Why is ᏌᏊ ᎢᏳᎾᎵᏍᏔᏅ ᏍᎦᏚᎩ the native name of the U.S.?

1.3k views Asked by At

When I use this code:

var ri = new RegionInfo("us");
var nativeName = ri.NativeName;   // ᏌᏊ ᎢᏳᎾᎵᏍᏔᏅ ᏍᎦᏚᎩ

why is nativeName then the string "ᏌᏊ ᎢᏳᎾᎵᏍᏔᏅ ᏍᎦᏚᎩ" (in Cherokee)?

If I change to new RegionInfo("US") (only difference, capital US), I get instead "United States".

I do know the preferred usage of RegionInfo is to give a specific culture info string such as:

new RegionInfo("en-US")
new RegionInfo("chr-Cher-US")

and so on, and that works. But why is Cherokee preferred over English only if I use lower-case us?


(Seen on Windows 10 (version 1803 "April 2018 Update"), .NET Framework 4.7.2.)


Update: This is not consistent, even on the same machine. For example I tried opening PowerShell very many times, each time pasting [System.Globalization.RegionInfo]'US' into it. It seems like for a long period, all instances of PowerShell are consistently giving the same result. But then after a while, the instances of PowerShell then give the opposite result. Here is a screenshot of two of the windows, one consistently having one NativeName, and the other one consistently having the opposite one. So there must be some non-deterministic determination going on (no difference in casing):

PowerShell windows

1

There are 1 answers

9
Gabriel Luci On

The first thing to note is that the constructor for RegionInfo finds the region by finding a culture used in that region. So it's looking for a language in that country, not just the country.

Reading through that source code, it seems like the difference in upper/lower case is because of how the lookups are done if no culture is specified with the region.

For example, it tries a couple things first, but then it will try to look in a static list of regions. But because it's using Dictionary.ContainsKey, it's a case-sensitive search. So if you specify "US", it will find it, but not "us".

Later, it searches through all the cultures (from CultureInfo.GetCultures(CultureTypes.SpecificCultures)) for the region you gave, but it does so in a case-insensitive way.

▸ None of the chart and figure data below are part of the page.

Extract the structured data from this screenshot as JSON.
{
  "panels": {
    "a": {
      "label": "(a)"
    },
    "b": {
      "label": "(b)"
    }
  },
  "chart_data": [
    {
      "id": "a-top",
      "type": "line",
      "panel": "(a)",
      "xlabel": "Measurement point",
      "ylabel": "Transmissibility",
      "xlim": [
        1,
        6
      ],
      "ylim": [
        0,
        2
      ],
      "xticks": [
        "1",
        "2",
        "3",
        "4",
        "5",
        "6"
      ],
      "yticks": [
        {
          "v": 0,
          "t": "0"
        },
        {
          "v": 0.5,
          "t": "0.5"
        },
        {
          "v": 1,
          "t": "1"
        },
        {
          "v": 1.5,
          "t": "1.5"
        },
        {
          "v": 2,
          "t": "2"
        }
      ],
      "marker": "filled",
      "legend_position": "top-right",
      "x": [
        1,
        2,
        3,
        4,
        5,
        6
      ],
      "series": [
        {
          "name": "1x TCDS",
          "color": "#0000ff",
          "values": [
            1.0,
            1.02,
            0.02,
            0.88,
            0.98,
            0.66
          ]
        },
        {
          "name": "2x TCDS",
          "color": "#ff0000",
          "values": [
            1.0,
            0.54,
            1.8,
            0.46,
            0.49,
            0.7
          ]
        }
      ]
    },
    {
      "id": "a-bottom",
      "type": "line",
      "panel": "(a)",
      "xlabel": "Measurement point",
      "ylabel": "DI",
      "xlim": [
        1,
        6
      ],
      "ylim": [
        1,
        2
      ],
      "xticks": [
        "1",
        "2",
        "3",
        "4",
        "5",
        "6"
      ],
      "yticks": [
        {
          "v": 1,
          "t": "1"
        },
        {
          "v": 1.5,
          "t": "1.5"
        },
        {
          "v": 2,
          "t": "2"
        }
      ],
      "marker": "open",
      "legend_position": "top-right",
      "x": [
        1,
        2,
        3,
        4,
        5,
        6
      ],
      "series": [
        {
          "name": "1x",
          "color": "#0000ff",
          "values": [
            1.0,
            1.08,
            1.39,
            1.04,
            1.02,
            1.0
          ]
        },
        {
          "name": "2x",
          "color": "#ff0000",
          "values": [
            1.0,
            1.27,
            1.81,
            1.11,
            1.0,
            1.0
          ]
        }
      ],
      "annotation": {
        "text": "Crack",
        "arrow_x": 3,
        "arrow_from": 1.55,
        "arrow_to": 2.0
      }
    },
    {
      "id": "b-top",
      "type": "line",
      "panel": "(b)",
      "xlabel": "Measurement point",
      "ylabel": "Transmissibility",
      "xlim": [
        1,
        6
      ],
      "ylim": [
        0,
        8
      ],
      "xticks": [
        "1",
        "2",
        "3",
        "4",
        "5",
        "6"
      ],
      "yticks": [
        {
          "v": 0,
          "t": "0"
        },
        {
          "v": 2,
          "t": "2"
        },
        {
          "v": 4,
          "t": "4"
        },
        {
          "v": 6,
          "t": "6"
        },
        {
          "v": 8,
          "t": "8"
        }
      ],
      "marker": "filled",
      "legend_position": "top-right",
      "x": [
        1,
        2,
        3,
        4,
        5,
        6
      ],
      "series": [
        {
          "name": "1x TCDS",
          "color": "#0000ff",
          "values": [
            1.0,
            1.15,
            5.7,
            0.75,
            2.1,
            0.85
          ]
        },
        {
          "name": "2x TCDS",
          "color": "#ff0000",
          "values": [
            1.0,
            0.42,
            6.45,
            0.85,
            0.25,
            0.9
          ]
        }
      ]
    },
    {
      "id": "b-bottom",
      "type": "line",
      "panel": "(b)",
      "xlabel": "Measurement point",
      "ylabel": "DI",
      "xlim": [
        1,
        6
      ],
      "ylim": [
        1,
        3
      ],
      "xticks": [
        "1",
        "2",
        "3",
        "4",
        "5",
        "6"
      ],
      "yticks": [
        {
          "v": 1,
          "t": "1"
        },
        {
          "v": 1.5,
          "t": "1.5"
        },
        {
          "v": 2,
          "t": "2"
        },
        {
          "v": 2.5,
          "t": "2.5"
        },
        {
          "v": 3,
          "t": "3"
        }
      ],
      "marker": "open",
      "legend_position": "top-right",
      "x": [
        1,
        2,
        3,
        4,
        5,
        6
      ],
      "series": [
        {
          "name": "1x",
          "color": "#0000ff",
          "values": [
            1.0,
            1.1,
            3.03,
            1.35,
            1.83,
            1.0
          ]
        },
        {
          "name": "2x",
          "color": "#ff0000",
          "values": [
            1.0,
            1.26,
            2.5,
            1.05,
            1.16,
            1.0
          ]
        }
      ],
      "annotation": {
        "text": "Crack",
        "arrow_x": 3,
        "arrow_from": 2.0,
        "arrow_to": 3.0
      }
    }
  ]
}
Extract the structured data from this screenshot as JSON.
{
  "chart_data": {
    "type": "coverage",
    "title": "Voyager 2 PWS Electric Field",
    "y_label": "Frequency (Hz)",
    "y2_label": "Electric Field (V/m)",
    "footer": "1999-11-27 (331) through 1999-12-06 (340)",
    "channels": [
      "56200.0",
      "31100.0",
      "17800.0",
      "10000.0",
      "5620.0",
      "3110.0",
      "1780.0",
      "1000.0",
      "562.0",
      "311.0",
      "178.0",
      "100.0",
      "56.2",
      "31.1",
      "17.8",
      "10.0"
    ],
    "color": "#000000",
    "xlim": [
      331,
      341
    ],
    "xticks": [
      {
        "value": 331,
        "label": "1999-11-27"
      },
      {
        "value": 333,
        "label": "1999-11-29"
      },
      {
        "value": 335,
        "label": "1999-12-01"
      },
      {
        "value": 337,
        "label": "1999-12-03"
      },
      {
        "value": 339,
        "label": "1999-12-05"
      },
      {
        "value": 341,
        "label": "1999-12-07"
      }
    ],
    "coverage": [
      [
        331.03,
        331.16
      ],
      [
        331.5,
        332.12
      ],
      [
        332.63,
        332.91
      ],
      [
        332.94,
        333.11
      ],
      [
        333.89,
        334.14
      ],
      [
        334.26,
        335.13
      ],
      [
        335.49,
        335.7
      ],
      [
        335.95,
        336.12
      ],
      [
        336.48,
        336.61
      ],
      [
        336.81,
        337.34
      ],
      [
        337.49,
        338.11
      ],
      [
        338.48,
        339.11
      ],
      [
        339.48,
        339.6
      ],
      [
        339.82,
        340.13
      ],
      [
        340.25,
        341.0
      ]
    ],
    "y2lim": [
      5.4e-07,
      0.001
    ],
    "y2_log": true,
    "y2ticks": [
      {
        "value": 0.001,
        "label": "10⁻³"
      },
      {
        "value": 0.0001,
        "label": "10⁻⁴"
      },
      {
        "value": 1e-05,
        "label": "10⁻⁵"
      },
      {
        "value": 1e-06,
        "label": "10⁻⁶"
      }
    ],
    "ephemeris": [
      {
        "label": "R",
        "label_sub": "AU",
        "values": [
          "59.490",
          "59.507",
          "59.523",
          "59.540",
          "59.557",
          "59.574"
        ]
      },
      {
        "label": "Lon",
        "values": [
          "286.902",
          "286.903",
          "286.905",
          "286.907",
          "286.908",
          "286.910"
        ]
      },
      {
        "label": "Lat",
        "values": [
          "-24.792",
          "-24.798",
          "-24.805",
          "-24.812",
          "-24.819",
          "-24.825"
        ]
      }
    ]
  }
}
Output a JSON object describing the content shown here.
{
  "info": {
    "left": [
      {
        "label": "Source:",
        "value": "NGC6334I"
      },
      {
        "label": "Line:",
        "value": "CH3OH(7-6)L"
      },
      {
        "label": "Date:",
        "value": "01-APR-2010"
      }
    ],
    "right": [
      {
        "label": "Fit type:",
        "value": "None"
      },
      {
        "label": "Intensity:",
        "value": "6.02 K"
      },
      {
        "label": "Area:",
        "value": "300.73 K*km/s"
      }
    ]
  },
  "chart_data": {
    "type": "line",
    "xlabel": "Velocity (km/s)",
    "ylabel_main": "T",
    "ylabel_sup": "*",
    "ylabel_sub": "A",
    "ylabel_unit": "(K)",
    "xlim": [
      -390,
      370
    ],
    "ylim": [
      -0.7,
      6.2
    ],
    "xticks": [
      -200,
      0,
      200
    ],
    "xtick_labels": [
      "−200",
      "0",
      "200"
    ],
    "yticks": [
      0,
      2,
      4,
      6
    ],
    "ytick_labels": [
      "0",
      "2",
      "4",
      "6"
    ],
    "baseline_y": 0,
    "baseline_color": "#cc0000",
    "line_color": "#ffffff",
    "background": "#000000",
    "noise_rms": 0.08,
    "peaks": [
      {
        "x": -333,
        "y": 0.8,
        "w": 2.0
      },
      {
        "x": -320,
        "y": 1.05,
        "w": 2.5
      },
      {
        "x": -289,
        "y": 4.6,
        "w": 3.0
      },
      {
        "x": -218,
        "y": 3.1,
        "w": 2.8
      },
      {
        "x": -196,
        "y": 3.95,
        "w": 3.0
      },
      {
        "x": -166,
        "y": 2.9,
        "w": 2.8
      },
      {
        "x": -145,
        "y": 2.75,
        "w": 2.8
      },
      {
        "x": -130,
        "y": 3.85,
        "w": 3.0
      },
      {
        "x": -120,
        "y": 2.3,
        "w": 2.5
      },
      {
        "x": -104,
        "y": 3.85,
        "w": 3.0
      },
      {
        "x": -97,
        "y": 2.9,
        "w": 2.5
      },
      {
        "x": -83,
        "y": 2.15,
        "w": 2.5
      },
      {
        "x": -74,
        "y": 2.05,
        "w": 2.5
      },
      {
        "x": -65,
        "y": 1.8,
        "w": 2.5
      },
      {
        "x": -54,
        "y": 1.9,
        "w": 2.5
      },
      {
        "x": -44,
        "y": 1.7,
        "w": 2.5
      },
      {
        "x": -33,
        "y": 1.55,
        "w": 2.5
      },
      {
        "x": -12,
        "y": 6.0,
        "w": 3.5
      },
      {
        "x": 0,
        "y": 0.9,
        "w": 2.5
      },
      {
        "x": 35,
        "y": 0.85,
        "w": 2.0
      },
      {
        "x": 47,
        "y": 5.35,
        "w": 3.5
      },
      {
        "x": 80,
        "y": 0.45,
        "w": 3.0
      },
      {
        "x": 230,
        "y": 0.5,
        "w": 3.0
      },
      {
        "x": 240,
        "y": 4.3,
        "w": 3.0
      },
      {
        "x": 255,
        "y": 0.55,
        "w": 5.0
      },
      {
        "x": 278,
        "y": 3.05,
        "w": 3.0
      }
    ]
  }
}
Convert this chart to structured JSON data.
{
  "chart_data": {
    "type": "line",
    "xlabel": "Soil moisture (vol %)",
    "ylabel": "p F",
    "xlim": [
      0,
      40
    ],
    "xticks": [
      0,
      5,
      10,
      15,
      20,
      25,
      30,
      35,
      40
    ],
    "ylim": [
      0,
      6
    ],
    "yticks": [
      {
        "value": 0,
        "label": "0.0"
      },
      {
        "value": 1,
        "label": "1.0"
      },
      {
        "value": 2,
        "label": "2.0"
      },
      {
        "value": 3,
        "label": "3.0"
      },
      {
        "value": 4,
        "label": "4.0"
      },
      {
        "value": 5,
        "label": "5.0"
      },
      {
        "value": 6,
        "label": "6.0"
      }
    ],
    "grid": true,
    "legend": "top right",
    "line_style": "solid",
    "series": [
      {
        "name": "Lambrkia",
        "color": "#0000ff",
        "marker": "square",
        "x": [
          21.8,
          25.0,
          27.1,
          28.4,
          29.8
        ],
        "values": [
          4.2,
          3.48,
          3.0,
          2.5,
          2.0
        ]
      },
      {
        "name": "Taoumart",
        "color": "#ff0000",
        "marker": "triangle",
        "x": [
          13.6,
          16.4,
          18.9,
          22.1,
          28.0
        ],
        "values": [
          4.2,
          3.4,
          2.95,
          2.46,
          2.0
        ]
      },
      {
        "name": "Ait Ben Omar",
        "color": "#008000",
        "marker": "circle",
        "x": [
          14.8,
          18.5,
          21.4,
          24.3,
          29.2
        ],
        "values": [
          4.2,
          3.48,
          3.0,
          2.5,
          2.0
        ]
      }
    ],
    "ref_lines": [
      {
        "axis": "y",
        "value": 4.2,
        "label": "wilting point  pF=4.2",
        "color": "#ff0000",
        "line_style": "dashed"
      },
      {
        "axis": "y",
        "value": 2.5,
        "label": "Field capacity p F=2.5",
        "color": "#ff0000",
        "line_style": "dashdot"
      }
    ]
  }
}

I can't confirm since I can't step through that code, but my guess is that, because it's going through the list in order, it will get to chr-Cher-US before it gets to en-US.

Why is it not consistent?

One of the comments said that LinqPad finds Cherokee even when using upper case. I don't know why this is. I was able to replicate that, but I also found that in Visual Studio, it's English when using "US" and Cherokee when using "us", like you describe. But I did find that if I turn on "Use experimental Roslyn assemblies" in LinqPad, then it returns English for both "US" and "us". So maybe it has something to do with the exact runtime version targetted, I can't say for sure.

One thing that affects consistency is caching: the first thing that it will do when it does not get a complete match by culture + region is check a cache of already-found cultures. It lower-cases all the keys in that cache, so this cache is case-insensitive.

You can test this. We know that using "US" vs. "us" will yield different results, but try this in the same program:

var nativeNameus = new RegionInfo("us").NativeName;
var nativeNameUS = new RegionInfo("US").NativeName;

Then swap them and run it again:

var nativeNameUS = new RegionInfo("US").NativeName;
var nativeNameus = new RegionInfo("us").NativeName;

Both results will always be equal because the first culture is cached and used for the next.

It's possible that there is code outside of your code that calls the same methods and ends up caching a culture value, thereby changing the result you get when you do the same.

Conclusion

All that said, the docs actually say:

We recommend that you use the culture name—for example, "en-US" for English (United States)—to access the NativeName property.

So it is a bit of a moot point: you asked for a region, not a language. If you need a specific language, ask for that language, not just a region.

If you want to guarantee English, then either:

  1. Do as Microsoft recommends and specify the language with the region: "en-US", or
  2. Use the EnglishName or DisplayName properties (which are English even when the NativeName is Cherokee).